Daya tarik institusi juga terlihat di level yang lebih tinggi.
Pada bulan Februari, dana BUIDL BlackRock yang sudah ditokenisasi mulai bisa diperdagangkan di UniswapX, dan manajer aset tersebut mengambil posisi strategis di ekosistem Uniswap.
Proposal pembakaran token UNI terbaru dari protokol ini dan jaringan layer-2 Unichain miliknya bertujuan untuk lebih menghubungkan biaya protokol langsung dengan nilai token.
Saat ini, harga token masih jauh di bawah roadmap dari bank tersebut. Harga pasar UNI berada di sekitar US$2,71 pada hari Senin, naik sekitar 8% dalam sehari namun masih turun sekitar 62% dalam setahun terakhir, dengan nilai pasar sekitar US$1,68 miliar.
Harga tersebut tertinggal dari target bank untuk 2026 yaitu US$6,50. Setelah itu, Standard Chartered memproyeksikan kenaikan ke US$20 pada 2027, US$40 di 2028, US$65 di 2029, dan US$100 di 2030 — jalur yang menurut mereka akan melampaui kinerja Bitcoin (BTC) dan Ethereum (ETH).

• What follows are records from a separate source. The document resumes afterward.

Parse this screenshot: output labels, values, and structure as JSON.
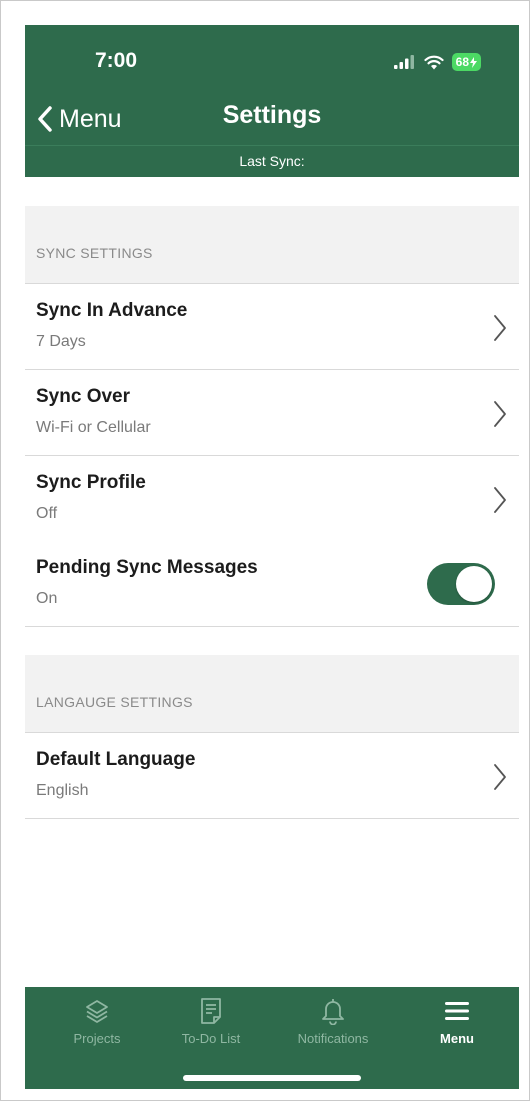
{
  "status_bar": {
    "time": "7:00",
    "battery": "68"
  },
  "nav": {
    "back_label": "Menu",
    "title": "Settings",
    "last_sync": "Last Sync:"
  },
  "sections": [
    {
      "header": "SYNC SETTINGS",
      "rows": [
        {
          "title": "Sync In Advance",
          "value": "7 Days",
          "control": "chevron"
        },
        {
          "title": "Sync Over",
          "value": "Wi-Fi or Cellular",
          "control": "chevron"
        },
        {
          "title": "Sync Profile",
          "value": "Off",
          "control": "chevron"
        },
        {
          "title": "Pending Sync Messages",
          "value": "On",
          "control": "toggle",
          "toggle_on": true
        }
      ]
    },
    {
      "header": "LANGAUGE SETTINGS",
      "rows": [
        {
          "title": "Default Language",
          "value": "English",
          "control": "chevron"
        }
      ]
    }
  ],
  "tab_bar": {
    "tabs": [
      {
        "label": "Projects",
        "icon": "layers-icon",
        "active": false
      },
      {
        "label": "To-Do List",
        "icon": "document-list-icon",
        "active": false
      },
      {
        "label": "Notifications",
        "icon": "bell-icon",
        "active": false
      },
      {
        "label": "Menu",
        "icon": "hamburger-menu-icon",
        "active": true
      }
    ]
  },
  "colors": {
    "brand_green": "#2e6b4c",
    "section_bg": "#f2f2f2",
    "inactive_tab": "#8fb7a2"
  }
}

Harga token UNI yang mengikuti pertumbuhan protokol pun masih menjadi pertanyaan besar.
Regulator baru saja menghentikan penyelidikan Uniswap tahun lalu, dan proyeksi harga UNI jangka panjang tetap bergantung pada seberapa cepat aset yang sudah ditokenisasi benar-benar masuk ke DeFi.